Ybarra was pressed on Microsoft's apparent ignorance of the mobile gaming sector, with the company's Xbox division as yet to discuss any plans for mobile. He claimed the Windows 10 cross platform push will encompass mobile gaming, saying more specifically:
Absolutely. I think what it starts with is what we call the Universal Windows Platform. We're going to start with our strengths—there are millions of Windows devices out there, but it's not the hundreds of millions of devices that iOS has, and I don't know how many Android has—but it's a big number, right?
We can get UWPs on the PC and on the console—by definition the platform developers can very easily get it on the phone. And that's kind of the vision: Don't think about where you're at, build your game, do a couple of tweaks and you're going to see it run. Will you see Halo 18 run on this phone? No, so you gotta be smart about that. But we'll invest in the mobile space as well.
And frankly, with Xbox, I want to focus on the gamer. So when I think about bringing Xbox Live to other platforms, we have Xbox Live on iOS and Android right now.
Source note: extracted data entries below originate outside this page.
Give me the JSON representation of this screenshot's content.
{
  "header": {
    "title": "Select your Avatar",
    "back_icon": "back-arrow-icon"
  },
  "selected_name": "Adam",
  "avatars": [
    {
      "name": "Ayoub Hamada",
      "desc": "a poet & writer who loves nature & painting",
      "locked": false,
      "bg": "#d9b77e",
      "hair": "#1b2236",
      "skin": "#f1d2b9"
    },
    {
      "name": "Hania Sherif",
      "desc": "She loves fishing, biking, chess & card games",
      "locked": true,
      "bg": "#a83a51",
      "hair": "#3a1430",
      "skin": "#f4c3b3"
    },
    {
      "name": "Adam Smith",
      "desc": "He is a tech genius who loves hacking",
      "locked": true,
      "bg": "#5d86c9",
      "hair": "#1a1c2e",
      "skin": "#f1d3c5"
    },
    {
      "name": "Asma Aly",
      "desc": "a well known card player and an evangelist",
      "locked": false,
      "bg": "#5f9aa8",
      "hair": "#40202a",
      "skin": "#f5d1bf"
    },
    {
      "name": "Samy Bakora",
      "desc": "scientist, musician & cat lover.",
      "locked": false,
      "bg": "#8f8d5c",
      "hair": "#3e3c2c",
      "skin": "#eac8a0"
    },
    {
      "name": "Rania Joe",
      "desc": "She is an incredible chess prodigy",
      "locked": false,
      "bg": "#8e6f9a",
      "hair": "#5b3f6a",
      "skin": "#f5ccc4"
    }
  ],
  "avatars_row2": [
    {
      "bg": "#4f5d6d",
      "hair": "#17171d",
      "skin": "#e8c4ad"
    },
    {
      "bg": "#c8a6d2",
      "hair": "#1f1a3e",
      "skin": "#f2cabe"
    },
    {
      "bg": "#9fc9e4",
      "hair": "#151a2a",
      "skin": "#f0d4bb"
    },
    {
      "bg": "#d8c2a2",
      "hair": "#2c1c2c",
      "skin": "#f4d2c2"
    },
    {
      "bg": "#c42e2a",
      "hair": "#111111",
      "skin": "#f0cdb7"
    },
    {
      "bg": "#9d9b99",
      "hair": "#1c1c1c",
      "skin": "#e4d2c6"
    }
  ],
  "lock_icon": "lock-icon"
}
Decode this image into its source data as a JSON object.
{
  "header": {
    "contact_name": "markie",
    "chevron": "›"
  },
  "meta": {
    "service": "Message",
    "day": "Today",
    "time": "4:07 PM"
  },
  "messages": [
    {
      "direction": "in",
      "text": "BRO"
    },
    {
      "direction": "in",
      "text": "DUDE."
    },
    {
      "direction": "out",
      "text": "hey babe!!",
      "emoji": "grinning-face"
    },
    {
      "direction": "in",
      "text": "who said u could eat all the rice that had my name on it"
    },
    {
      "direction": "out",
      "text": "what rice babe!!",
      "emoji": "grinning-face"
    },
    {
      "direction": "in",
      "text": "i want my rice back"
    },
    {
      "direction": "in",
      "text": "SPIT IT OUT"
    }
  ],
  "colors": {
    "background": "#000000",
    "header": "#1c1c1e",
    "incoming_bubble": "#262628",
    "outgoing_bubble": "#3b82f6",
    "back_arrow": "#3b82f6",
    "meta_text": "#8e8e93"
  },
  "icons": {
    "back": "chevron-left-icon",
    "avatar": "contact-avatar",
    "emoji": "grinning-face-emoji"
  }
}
Those are areas we want—if our gamers have those devices, we want them to be able to engage with our gaming platform, too.
Xbox One Hardware Upgrades
Ybarra's comments on Microsoft's mobile gaming plans came after Head of Xbox, Phil Spencer, spoke to The Verge at the Xbox Spring Showcase. Spencer was more interested in talking about the future of the Xbox One and how long it has before it become merely a legacy product.
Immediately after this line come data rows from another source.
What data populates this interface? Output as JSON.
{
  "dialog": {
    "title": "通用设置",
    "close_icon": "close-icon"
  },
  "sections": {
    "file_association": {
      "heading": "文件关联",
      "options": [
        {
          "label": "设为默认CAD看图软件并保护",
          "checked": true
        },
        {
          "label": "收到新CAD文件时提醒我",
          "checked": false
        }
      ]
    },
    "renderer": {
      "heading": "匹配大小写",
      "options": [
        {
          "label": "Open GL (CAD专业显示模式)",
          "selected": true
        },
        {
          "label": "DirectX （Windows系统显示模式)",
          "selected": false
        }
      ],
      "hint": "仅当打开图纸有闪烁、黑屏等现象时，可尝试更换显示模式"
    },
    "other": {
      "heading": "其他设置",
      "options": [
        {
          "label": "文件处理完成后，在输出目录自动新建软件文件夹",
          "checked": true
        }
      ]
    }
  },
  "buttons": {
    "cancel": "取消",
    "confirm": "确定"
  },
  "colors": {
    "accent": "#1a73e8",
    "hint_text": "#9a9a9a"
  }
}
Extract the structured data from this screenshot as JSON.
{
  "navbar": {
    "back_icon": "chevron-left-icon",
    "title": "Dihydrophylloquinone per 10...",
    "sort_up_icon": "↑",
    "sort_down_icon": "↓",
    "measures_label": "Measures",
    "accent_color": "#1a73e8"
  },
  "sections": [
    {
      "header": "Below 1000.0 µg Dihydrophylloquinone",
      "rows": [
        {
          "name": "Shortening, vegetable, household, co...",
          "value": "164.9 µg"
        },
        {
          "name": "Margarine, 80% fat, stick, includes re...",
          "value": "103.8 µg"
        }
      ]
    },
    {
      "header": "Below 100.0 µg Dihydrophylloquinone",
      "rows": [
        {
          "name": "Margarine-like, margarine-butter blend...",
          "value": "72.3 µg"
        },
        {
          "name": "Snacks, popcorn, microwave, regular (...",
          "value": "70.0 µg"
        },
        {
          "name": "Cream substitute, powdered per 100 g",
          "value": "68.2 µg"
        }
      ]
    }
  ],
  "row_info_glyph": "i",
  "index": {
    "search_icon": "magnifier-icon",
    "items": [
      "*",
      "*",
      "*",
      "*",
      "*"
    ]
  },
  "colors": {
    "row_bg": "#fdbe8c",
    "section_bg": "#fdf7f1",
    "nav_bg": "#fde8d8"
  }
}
The problem with consoles is they hold the same hardware over a generation that typically last more than half a decade, with only design updates changing the device. PCs move much faster, but Microsoft has often said the Xbox One is a Windows PC in disguise, and Spencer thinks the console has plenty of room for hardware improvement in coming years.
Bucking an industry standard, Spencer thinks this generation of consoles (he was speaking of Xbox, but must know Sony will aim for similar) will be the first where hardware updates occur within the lifespan of a product.
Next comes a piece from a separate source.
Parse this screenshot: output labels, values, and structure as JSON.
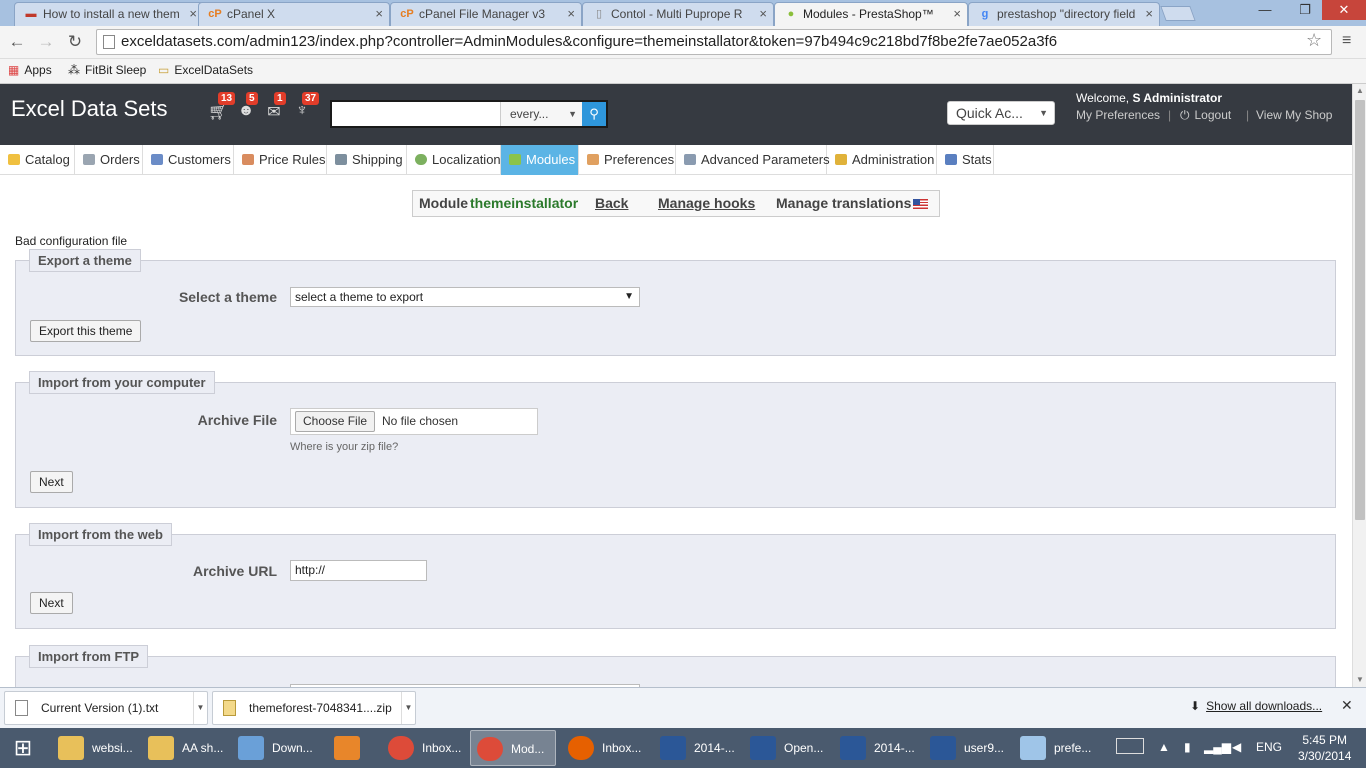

When you look at the console space, I believe we will see more hardware innovation in the console space than we've ever seen. You'll actually see us come out with new hardware capability during a generation allowing the same games to run backward and forward compatible because we have a Universal Windows Application running on top of the Universal Windows Platform that allows us to focus more and more on hardware innovation without invalidating the games that run on that platform.
While Spencer was talking about a different subject to Ybarra, he did touch on the mobile space, and hinted that the hardware evolution in that industry could be an inspiration for Xbox moving forward.
We look at these other ecosystems out there like mobile, tablet and PC and we see that they have a very continuous evolution cycle in hardware, whereas between console generations most of the evolution is making it cheaper and potentially making it smaller.